Кроме того, я обсудил с князем Ренье III Монакским, который сам опытный подводный пловец, возможность отвести в море напротив музея территорию для заповедника площадью шесть квадратных миль. На этом участке мы хотели устроить экспериментальный морской биотрон, направленно видоизменять подводную среду, размещать в ней искусственные убежища для рыб, водоросли, применить искусственный фотосинтез и химический подкорм, создавать машинами течения, а по соседству выделить контрольные участки нетронутой природы, запретив всякий лов рыбы и подводный спорт.
Мы построили из бетона образцовую рыбоферму, разработали схему контроля; аквалангисты, подводные лодки, приборы-автоматы и телевизоры должны были сообщать в музей, как работает морской биотрон. Глубина моря около музея — пятьдесят футов, дальше она постепенно возрастает, достигая вдоль внешней границы задуманной нами подводной фермы тысячи футов.
Но в тот самый год, когда родился наш замысел, биотрон споткнулся. По обе стороны предполагаемого заповедника, в Фонвьеле и Монако-Биче, местные власти решили расширить береговую полосу. Опрокидывая в море обломки старых жилищ, камень из карьеров, песок и гравий, сплошной вереницей шли самосвалы. На наш участок отовсюду ползла муть. Люди насытили воду минеральными частицами, которые погубили большинство нежных морских организмов. Рыба ушла в поисках более тучных пастбищ. Прямо под окном моего кабинета шла экспансия, засорялось чудесное плато Сен-Никола, где мы постоянно ныряли, изучая изменения среды. Прикрепленная фауна и почти все водоросли были задушены отвратительными бурыми сорняками.
Подобные работы велись вдоль всего Лазурного берега. С вертолетов я видел, как строительный мусор на несколько миль от берега заполняет море мутью. Еще дальше часто простирались покрытые радужной пленкой черные полосы: здесь суда бесстыдно сливали в море тонны нефтепродуктов, сея смерть над континентальным шельфом. Я отложил создание морского биотрона на то время, когда закончат выравнивать береговую линию и дно стабилизуется. Одновременно я мечтал о действенном способе защитить море от осквернения. А в 1959 году появилась новая зловещая угроза.
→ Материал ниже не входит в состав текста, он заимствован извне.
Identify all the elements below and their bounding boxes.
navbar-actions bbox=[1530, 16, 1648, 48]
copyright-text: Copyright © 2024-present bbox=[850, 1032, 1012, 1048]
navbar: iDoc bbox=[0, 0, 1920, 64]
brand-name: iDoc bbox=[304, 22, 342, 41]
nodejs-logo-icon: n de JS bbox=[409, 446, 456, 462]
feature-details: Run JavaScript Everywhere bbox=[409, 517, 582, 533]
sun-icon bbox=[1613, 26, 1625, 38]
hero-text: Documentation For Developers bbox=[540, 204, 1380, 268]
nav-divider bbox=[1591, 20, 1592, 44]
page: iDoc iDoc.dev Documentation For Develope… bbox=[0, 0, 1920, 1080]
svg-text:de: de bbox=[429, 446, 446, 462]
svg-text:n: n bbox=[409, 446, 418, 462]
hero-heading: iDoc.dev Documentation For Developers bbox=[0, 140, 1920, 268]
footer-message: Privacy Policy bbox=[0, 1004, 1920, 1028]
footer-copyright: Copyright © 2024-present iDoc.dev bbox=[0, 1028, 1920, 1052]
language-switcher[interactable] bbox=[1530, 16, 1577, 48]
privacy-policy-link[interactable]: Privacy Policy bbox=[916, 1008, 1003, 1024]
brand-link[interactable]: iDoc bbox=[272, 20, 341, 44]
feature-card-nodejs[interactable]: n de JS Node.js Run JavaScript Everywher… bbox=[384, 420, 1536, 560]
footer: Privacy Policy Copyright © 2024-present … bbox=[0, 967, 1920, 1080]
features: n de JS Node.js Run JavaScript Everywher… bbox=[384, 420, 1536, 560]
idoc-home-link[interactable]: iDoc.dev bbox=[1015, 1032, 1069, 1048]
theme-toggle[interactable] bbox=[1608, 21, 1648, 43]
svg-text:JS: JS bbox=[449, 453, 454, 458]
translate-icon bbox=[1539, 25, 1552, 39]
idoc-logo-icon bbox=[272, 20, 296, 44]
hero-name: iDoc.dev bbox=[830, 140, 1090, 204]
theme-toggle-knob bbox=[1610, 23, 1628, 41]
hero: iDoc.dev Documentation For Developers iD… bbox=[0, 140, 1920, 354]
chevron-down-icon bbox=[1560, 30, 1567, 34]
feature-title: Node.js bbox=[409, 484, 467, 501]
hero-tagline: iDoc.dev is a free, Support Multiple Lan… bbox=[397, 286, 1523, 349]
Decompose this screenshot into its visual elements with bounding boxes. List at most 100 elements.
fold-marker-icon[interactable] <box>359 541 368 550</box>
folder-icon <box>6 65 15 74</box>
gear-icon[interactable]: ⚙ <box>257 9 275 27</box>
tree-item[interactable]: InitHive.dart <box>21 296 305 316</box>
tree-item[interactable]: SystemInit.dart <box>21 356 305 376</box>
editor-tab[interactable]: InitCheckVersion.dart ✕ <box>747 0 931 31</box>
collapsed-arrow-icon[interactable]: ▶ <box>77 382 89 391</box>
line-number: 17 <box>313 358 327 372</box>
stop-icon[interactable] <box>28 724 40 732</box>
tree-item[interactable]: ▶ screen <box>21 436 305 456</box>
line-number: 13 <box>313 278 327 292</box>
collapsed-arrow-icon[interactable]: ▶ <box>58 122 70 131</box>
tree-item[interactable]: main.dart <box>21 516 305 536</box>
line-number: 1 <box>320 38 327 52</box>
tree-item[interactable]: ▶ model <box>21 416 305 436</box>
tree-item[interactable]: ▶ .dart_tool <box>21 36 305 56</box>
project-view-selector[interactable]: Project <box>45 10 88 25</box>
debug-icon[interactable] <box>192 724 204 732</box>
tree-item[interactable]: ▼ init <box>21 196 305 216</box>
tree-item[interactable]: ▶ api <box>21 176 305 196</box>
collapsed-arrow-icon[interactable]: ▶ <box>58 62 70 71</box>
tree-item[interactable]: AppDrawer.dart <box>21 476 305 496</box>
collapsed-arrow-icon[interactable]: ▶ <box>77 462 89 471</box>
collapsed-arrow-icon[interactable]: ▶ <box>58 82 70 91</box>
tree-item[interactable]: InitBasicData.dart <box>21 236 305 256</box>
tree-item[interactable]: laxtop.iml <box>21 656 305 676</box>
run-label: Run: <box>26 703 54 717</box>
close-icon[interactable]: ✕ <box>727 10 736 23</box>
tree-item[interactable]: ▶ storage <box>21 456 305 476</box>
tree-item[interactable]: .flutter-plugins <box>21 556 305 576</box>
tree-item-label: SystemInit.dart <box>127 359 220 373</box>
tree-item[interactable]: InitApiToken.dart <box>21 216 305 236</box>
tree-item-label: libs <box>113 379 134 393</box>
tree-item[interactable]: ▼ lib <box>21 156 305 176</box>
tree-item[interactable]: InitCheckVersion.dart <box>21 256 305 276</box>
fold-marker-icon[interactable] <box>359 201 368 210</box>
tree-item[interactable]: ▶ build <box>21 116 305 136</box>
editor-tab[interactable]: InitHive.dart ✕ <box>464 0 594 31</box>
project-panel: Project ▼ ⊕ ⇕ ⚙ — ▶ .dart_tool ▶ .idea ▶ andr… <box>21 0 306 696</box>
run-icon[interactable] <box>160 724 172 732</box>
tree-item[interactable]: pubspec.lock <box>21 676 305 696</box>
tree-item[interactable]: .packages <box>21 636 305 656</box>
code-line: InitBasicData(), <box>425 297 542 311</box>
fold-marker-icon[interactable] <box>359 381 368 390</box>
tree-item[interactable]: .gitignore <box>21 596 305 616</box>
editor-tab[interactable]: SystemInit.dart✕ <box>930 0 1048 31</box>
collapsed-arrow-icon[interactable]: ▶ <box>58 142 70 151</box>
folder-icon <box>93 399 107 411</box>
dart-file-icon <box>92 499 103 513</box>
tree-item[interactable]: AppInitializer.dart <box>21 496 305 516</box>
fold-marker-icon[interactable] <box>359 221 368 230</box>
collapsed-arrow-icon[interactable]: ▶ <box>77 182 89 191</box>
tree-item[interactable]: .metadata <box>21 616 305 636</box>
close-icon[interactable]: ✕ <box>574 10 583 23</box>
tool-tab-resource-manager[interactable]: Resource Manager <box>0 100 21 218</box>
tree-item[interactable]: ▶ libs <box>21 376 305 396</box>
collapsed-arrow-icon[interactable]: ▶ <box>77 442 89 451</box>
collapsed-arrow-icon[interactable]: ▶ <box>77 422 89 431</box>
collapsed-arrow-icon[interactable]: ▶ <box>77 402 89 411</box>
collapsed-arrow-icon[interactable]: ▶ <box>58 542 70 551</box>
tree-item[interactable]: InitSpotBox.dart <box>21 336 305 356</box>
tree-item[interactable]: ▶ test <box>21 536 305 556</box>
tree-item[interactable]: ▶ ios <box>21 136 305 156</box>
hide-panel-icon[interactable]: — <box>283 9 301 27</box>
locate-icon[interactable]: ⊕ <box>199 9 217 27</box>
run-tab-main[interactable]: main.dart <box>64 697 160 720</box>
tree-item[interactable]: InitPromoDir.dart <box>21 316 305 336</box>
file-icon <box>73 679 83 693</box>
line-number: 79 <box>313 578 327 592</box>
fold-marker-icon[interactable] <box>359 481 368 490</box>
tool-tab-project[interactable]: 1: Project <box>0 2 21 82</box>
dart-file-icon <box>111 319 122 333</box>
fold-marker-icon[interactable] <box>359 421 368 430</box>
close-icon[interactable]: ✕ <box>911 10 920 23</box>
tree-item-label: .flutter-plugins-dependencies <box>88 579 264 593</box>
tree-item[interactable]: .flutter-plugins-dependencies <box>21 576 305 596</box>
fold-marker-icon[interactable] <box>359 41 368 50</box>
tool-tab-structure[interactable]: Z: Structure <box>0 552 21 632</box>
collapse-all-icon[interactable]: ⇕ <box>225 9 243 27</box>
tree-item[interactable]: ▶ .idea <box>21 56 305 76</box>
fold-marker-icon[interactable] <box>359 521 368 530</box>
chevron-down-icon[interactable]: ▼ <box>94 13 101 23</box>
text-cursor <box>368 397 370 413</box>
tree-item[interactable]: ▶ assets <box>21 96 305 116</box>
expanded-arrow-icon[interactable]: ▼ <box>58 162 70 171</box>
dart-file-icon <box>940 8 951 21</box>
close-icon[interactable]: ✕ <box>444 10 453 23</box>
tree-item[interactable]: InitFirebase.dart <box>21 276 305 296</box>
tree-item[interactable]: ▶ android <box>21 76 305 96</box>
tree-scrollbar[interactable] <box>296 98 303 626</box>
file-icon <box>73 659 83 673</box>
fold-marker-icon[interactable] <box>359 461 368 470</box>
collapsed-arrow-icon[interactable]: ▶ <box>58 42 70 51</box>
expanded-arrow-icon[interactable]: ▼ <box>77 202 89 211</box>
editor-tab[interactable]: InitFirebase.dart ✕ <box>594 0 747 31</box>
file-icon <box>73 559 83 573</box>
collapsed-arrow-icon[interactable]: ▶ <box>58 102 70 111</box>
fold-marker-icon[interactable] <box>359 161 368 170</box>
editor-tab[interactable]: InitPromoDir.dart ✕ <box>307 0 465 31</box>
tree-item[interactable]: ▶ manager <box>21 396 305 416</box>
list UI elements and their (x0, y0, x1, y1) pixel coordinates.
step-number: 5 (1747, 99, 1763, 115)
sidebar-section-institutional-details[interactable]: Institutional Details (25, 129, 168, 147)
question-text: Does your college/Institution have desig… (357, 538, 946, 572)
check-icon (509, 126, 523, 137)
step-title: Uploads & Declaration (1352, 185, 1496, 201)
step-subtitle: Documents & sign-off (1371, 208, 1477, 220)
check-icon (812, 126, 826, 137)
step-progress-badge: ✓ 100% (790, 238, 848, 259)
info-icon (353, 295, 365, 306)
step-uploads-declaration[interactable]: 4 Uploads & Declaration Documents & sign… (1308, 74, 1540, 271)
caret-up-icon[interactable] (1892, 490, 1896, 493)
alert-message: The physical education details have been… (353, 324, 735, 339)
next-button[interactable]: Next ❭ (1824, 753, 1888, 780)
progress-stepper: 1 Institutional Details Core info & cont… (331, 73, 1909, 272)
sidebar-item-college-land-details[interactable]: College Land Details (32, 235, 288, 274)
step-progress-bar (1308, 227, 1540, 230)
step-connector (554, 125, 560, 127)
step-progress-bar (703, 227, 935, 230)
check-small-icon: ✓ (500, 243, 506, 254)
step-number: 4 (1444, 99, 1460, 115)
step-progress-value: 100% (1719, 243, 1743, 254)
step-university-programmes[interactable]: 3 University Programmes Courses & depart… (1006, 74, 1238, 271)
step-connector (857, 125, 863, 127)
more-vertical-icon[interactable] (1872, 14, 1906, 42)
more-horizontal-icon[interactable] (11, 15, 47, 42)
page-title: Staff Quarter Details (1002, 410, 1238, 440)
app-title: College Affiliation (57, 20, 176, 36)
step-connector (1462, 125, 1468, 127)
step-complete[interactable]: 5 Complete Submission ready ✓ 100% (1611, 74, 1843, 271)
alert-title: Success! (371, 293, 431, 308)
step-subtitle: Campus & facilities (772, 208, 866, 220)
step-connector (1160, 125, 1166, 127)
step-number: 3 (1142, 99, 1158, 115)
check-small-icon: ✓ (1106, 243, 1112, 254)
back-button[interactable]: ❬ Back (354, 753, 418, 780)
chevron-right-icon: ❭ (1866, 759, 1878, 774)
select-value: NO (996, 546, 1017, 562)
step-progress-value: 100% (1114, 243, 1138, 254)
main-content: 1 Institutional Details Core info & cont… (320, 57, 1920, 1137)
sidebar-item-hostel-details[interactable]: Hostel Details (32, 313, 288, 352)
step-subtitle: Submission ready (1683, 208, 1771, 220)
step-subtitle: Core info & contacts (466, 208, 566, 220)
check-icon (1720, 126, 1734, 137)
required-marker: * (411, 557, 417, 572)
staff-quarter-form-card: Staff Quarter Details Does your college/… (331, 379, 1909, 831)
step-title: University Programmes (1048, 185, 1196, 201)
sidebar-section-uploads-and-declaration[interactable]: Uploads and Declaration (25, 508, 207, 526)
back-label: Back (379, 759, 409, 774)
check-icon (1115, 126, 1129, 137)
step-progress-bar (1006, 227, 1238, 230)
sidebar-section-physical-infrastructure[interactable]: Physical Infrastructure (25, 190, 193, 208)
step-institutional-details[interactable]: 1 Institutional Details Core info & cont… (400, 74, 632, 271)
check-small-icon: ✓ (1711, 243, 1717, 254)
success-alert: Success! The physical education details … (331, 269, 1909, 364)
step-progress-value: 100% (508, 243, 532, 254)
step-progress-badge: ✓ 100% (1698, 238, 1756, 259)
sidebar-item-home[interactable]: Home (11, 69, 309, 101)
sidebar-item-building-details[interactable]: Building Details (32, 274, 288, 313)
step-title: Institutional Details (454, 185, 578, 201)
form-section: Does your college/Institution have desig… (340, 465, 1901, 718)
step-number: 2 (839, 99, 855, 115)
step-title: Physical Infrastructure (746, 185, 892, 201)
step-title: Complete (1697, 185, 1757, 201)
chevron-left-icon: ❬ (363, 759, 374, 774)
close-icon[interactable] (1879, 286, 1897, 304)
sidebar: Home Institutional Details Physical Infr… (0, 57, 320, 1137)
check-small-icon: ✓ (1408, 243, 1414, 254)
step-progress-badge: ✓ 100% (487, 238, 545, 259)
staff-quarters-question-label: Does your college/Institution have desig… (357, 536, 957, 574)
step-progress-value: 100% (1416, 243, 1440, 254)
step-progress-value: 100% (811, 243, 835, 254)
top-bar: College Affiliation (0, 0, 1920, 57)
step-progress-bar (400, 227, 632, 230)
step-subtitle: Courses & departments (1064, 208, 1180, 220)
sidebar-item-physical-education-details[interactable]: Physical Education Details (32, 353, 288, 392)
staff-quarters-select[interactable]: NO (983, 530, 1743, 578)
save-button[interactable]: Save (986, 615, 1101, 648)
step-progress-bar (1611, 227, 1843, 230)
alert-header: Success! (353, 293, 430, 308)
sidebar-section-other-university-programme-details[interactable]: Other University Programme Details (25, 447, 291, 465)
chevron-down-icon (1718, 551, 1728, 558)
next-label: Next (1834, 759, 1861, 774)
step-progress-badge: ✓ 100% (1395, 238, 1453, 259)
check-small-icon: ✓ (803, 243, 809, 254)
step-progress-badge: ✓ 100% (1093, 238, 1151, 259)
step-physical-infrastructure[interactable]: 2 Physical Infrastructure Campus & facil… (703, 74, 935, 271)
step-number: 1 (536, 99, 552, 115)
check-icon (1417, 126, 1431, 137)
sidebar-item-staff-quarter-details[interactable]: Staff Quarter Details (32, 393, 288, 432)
Возрождая традиции Альберта, который приглашал ученых мира для свободного обмена мнениями, мы предложили Международному агентству по атомной энергии в Вене устроить в нашем музее совещание по весьма острому вопросу: куда девать отходы атомного процесса? На открытии конференции я приветствовал четыреста пятьдесят делегатов стран, которые уже развили атомное производство или собирались его наладить. Я не очень-то разбирался в продуктах расщепления ядра, но долг гостеприимства обязывал меня отсидеть хотя бы до конца первого заседания.